Book #25 Water For Elephants by Sara Gruen

May 27th, 2006 by Miss Laura

After hearing other booksellers rave about this book and request so many advanced readers copies, that the publisher ran a reprint of the ARC (which I didn’t even know publishers did) and seeing it voted as the top pick in the most recent Book Sense 76 listing, bookshop girl duty forced me to read this novel.

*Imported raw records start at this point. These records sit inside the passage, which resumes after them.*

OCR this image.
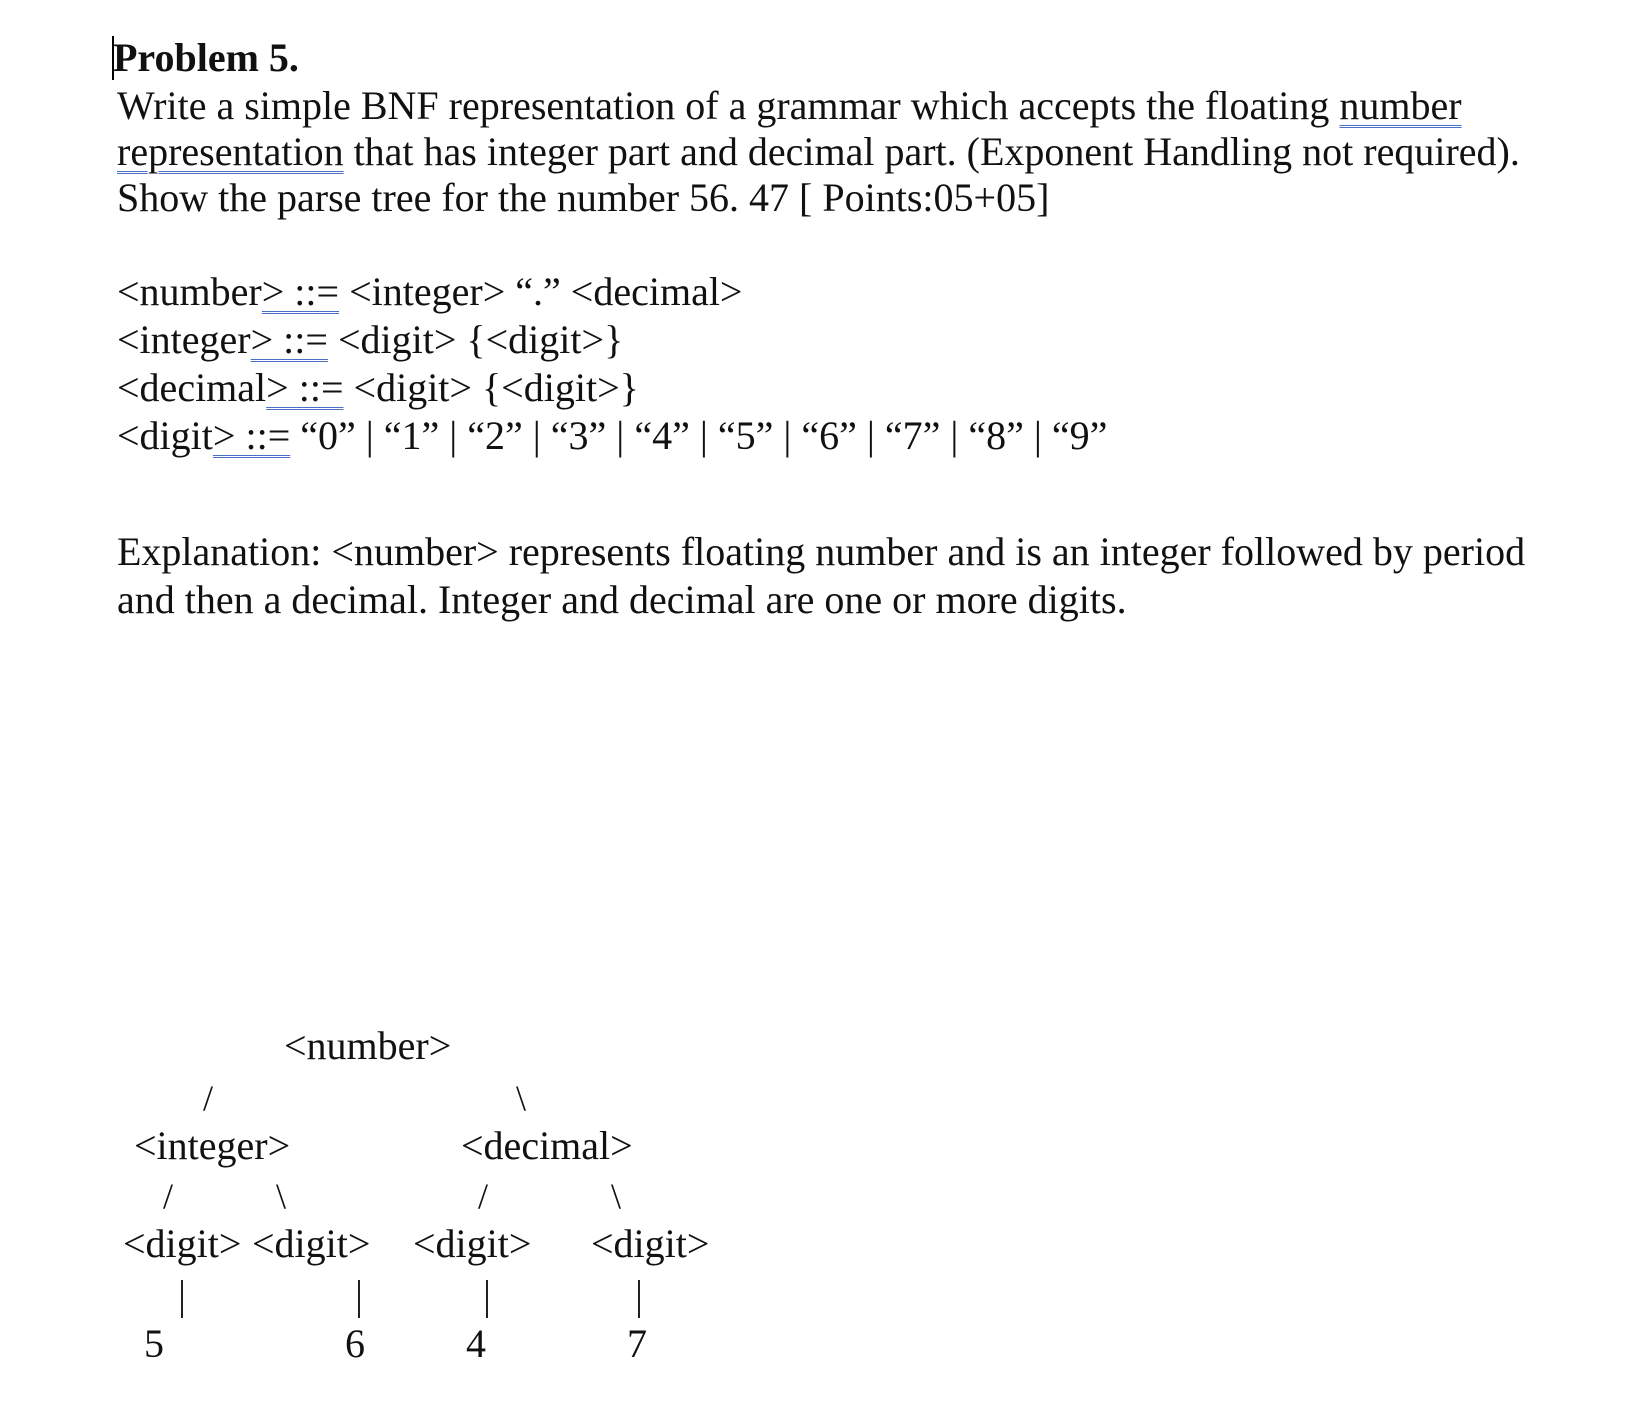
Problem 5.
Write a simple BNF representation of a grammar which accepts the floating number
representation that has integer part and decimal part. (Exponent Handling not required).
Show the parse tree for the number 56. 47 [ Points:05+05]
<number> ::= <integer> “.” <decimal>
<integer> ::= <digit> {<digit>}
<decimal> ::= <digit> {<digit>}
<digit> ::= “0” | “1” | “2” | “3” | “4” | “5” | “6” | “7” | “8” | “9”
Explanation: <number> represents floating number and is an integer followed by period
and then a decimal. Integer and decimal are one or more digits.
<number>
/	\
<integer>	<decimal>
/	\	/	\
<digit> <digit> <digit> <digit>
5	6	4	7
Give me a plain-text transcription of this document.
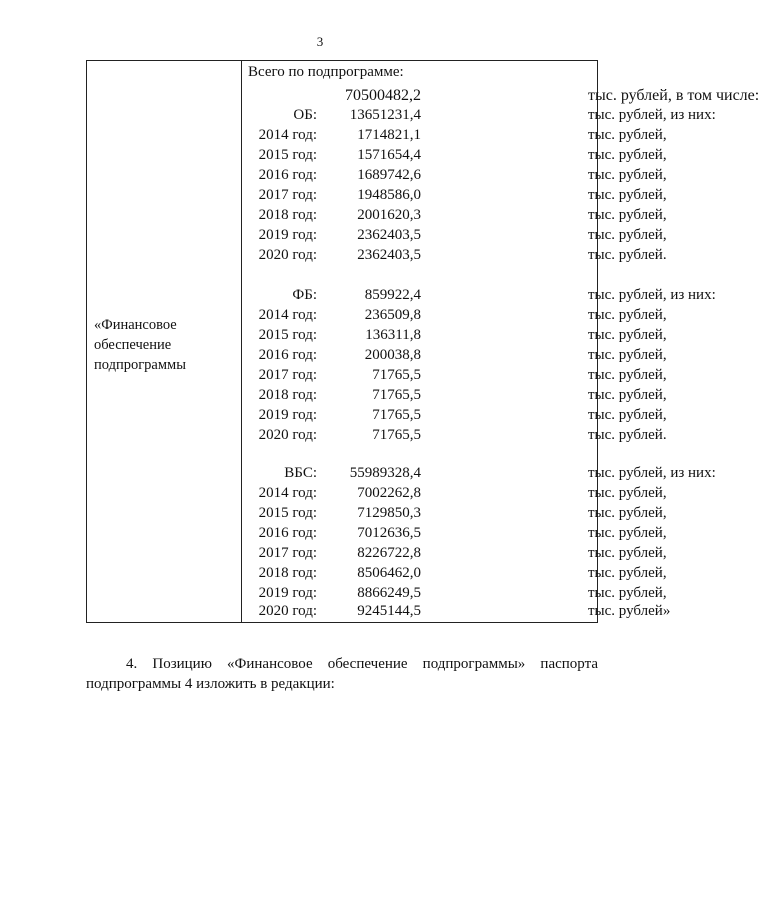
3
«Финансовое
обеспечение
подпрограммы
Всего по подпрограмме:
70500482,2	тыс. рублей, в том числе:
ОБ: 13651231,4	тыс. рублей, из них:
2014 год:	1714821,1	тыс. рублей,
2015 год:	1571654,4	тыс. рублей,
2016 год:	1689742,6	тыс. рублей,
2017 год:	1948586,0	тыс. рублей,
2018 год:	2001620,3	тыс. рублей,
2019 год:	2362403,5	тыс. рублей,
2020 год:	2362403,5	тыс. рублей.
ФБ:	859922,4	тыс. рублей, из них:
2014 год:	236509,8	тыс. рублей,
2015 год:	136311,8	тыс. рублей,
2016 год:	200038,8	тыс. рублей,
2017 год:	71765,5	тыс. рублей,
2018 год:	71765,5	тыс. рублей,
2019 год:	71765,5	тыс. рублей,
2020 год:	71765,5	тыс. рублей.
ВБС: 55989328,4	тыс. рублей, из них:
2014 год:	7002262,8	тыс. рублей,
2015 год:	7129850,3	тыс. рублей,
2016 год:	7012636,5	тыс. рублей,
2017 год:	8226722,8	тыс. рублей,
2018 год:	8506462,0	тыс. рублей,
2019 год:	8866249,5	тыс. рублей,
2020 год:	9245144,5	тыс. рублей»
4. Позицию «Финансовое обеспечение подпрограммы» паспорта
подпрограммы 4 изложить в редакции:
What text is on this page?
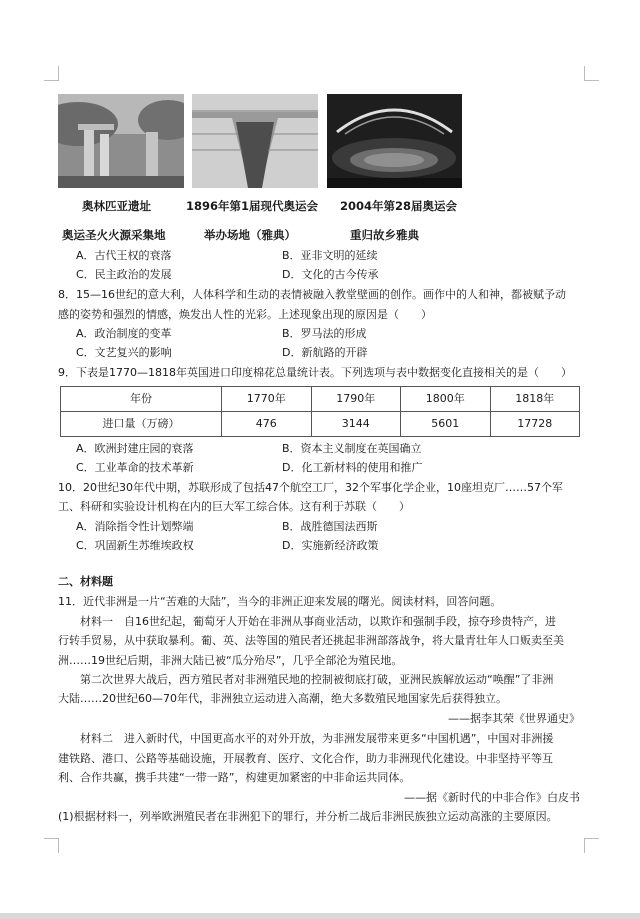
奥林匹亚遗址	1896年第1届现代奥运会 2004年第28届奥运会
奥运圣火火源采集地	举办场地（雅典）	重归故乡雅典
A．古代王权的衰落	B．亚非文明的延续
C．民主政治的发展	D．文化的古今传承
8．15—16世纪的意大利，人体科学和生动的表情被融入教堂壁画的创作。画作中的人和神，都被赋予动
感的姿势和强烈的情感，焕发出人性的光彩。上述现象出现的原因是（　　）
A．政治制度的变革	B．罗马法的形成
C．文艺复兴的影响	D．新航路的开辟
9．下表是1770—1818年英国进口印度棉花总量统计表。下列选项与表中数据变化直接相关的是（　　）
年份	1770年	1790年	1800年	1818年
进口量（万磅）	476	3144	5601	17728
A．欧洲封建庄园的衰落	B．资本主义制度在英国确立
C．工业革命的技术革新	D．化工新材料的使用和推广
10．20世纪30年代中期，苏联形成了包括47个航空工厂，32个军事化学企业，10座坦克厂……57个军
工、科研和实验设计机构在内的巨大军工综合体。这有利于苏联（　　）
A．消除指令性计划弊端	B．战胜德国法西斯
C．巩固新生苏维埃政权	D．实施新经济政策
二、材料题
11．近代非洲是一片“苦难的大陆”，当今的非洲正迎来发展的曙光。阅读材料，回答问题。
　　材料一　自16世纪起，葡萄牙人开始在非洲从事商业活动，以欺诈和强制手段，掠夺珍贵特产，进
行转手贸易，从中获取暴利。葡、英、法等国的殖民者还挑起非洲部落战争，将大量青壮年人口贩卖至美
洲……19世纪后期，非洲大陆已被“瓜分殆尽”，几乎全部沦为殖民地。
　　第二次世界大战后，西方殖民者对非洲殖民地的控制被彻底打破，亚洲民族解放运动“唤醒”了非洲
大陆……20世纪60—70年代，非洲独立运动进入高潮，绝大多数殖民地国家先后获得独立。
——据李其荣《世界通史》
　　材料二　进入新时代，中国更高水平的对外开放，为非洲发展带来更多“中国机遇”，中国对非洲援
建铁路、港口、公路等基础设施，开展教育、医疗、文化合作，助力非洲现代化建设。中非坚持平等互
利、合作共赢，携手共建“一带一路”，构建更加紧密的中非命运共同体。
——据《新时代的中非合作》白皮书
(1)根据材料一，列举欧洲殖民者在非洲犯下的罪行，并分析二战后非洲民族独立运动高涨的主要原因。
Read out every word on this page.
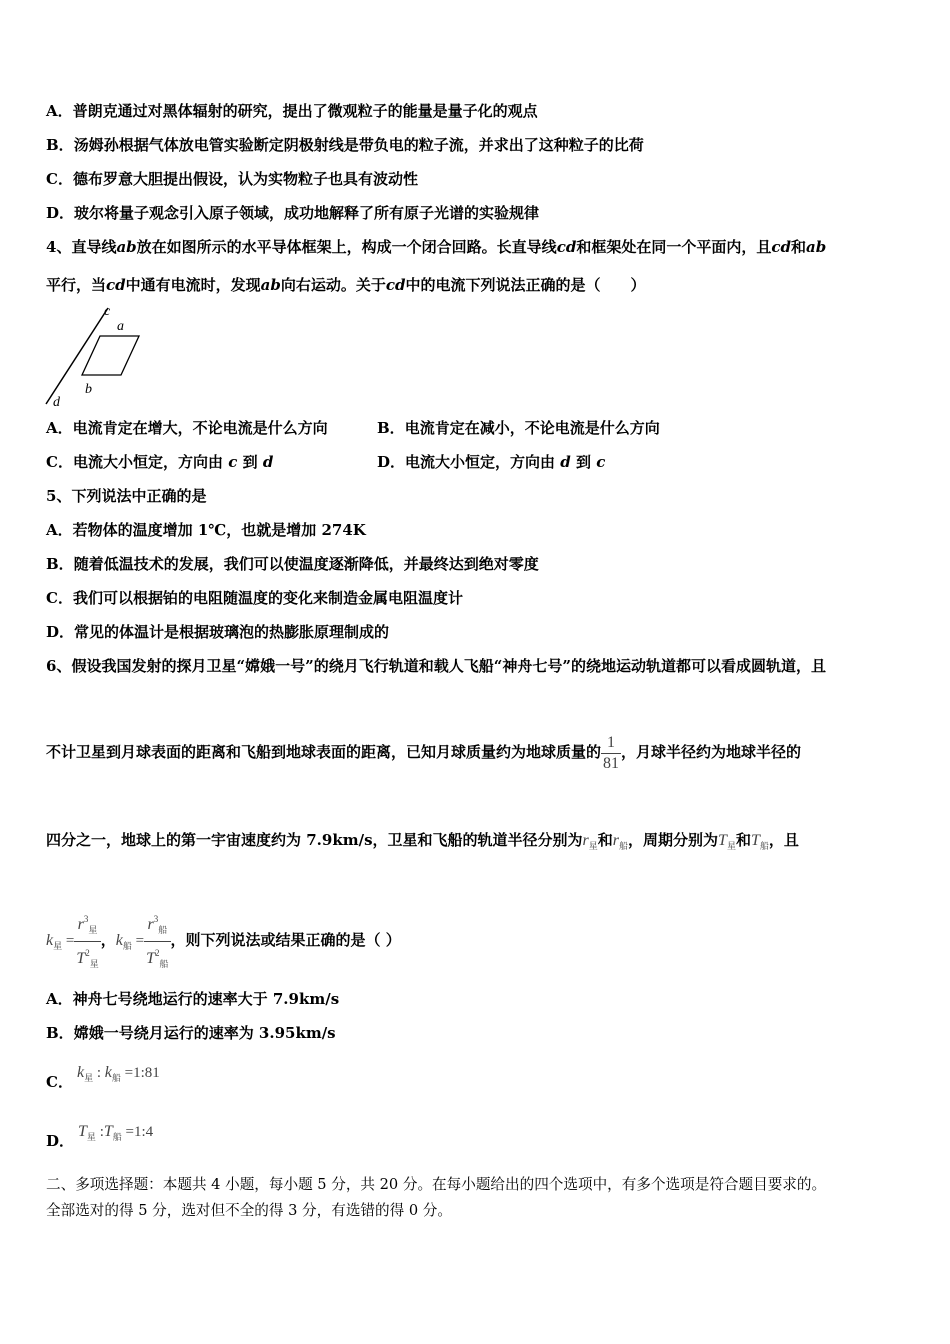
A．普朗克通过对黑体辐射的研究，提出了微观粒子的能量是量子化的观点
B．汤姆孙根据气体放电管实验断定阴极射线是带负电的粒子流，并求出了这种粒子的比荷
C．德布罗意大胆提出假设，认为实物粒子也具有波动性
D．玻尔将量子观念引入原子领域，成功地解释了所有原子光谱的实验规律
4、直导线ab放在如图所示的水平导体框架上，构成一个闭合回路。长直导线cd和框架处在同一个平面内，且cd和ab
平行，当cd中通有电流时，发现ab向右运动。关于cd中的电流下列说法正确的是（　　）
c
a
b
d
A．电流肯定在增大，不论电流是什么方向	B．电流肯定在减小，不论电流是什么方向
C．电流大小恒定，方向由 c 到 d	D．电流大小恒定，方向由 d 到 c
5、下列说法中正确的是
A．若物体的温度增加 1℃，也就是增加 274K
B．随着低温技术的发展，我们可以使温度逐渐降低，并最终达到绝对零度
C．我们可以根据铂的电阻随温度的变化来制造金属电阻温度计
D．常见的体温计是根据玻璃泡的热膨胀原理制成的
6、假设我国发射的探月卫星“嫦娥一号”的绕月飞行轨道和载人飞船“神舟七号”的绕地运动轨道都可以看成圆轨道，且
不计卫星到月球表面的距离和飞船到地球表面的距离，已知月球质量约为地球质量的 $\frac{1}{81}$ ，月球半径约为地球半径的
四分之一，地球上的第一宇宙速度约为 7.9km/s，卫星和飞船的轨道半径分别为$r_星$和$r_船$，周期分别为$T_星$和$T_船$，且
$k_星 = \frac{r^3_星}{T^2_星}$ ，$k_船 = \frac{r^3_船}{T^2_船}$ ，则下列说法或结果正确的是（ ）
A．神舟七号绕地运行的速率大于 7.9km/s
B．嫦娥一号绕月运行的速率为 3.95km/s
C．$k_星$ : $k_船$ =1:81
D．$T_星$ $:T_船$ =1:4
二、多项选择题：本题共 4 小题，每小题 5 分，共 20 分。在每小题给出的四个选项中，有多个选项是符合题目要求的。
全部选对的得 5 分，选对但不全的得 3 分，有选错的得 0 分。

This novel masters the point of the prologue. From it, the reader believes they know the story arc and the pivotal plot point. Then, when the story finally reaches the place already descriped in the prologue it turns what you think happened on its head. It’s incredible. And although I would never consider it a great classic of literature for that point alone it’s a worthwhile read. Plus, it involves a circus! I’m a sucker for books where a distraught teen joins a circus to escape their troubles. (See: Amanda Davis’s “Will You Miss Me”)

I have no idea why there aren’t enough books with that storyline to make it its own genre. Circus fiction. Tell me you wouldn’t gravitate toward THAT section in a bookstore?!

Also, this book helped me answer one of my life’s biggest questions: What do I want to be when I grow up?

The answer:
elephantgirl.jpg




Book #24 The Kite Runner by Khaled Hosseini

May 22nd, 2006 by Miss Laura

I’m sure you will be completely shocked to discover that the Manchester, New Hampshire airport does not have a wealth of reading material in their bookshop. However after finding myself stuck for five hours because of flight delays, I was a little desperate myself. It was between The Kite Runner and a Lavryle Spencer slice. I took The Kite Runner and scampered before anyone could rip it from my grubby hands and I was forced into a conversation with the middle-aged man wearing the “I’m Huge In Japan” t-shirt who was sitting beside me.

It focuses on, Amir, a young awkward bookish wealthy(ish) boy in Afghanistan who yearns for the affection of his athletic socially celebrated single father and who mistreats his loyal heartbreakingly sincere best friend who Amir can never consider a friend due to social classes and standing. Eventually, he drives the best friend away through an act of childhood cowardness and moves to America with his father before the Russians descend upon his country. When he returns, after Russia has been replaced with the evil Taliban, he finds not only his childhood home but all of the main characters from his childhood destroyed.

Basically, it’s a middle eastern male soap opera that tugs at your heart strings like nothing else. All it’s missing is Susan Lucci in a burka shaking her fist at a closed door saying, “You will be mine, Amir! You will be mine!”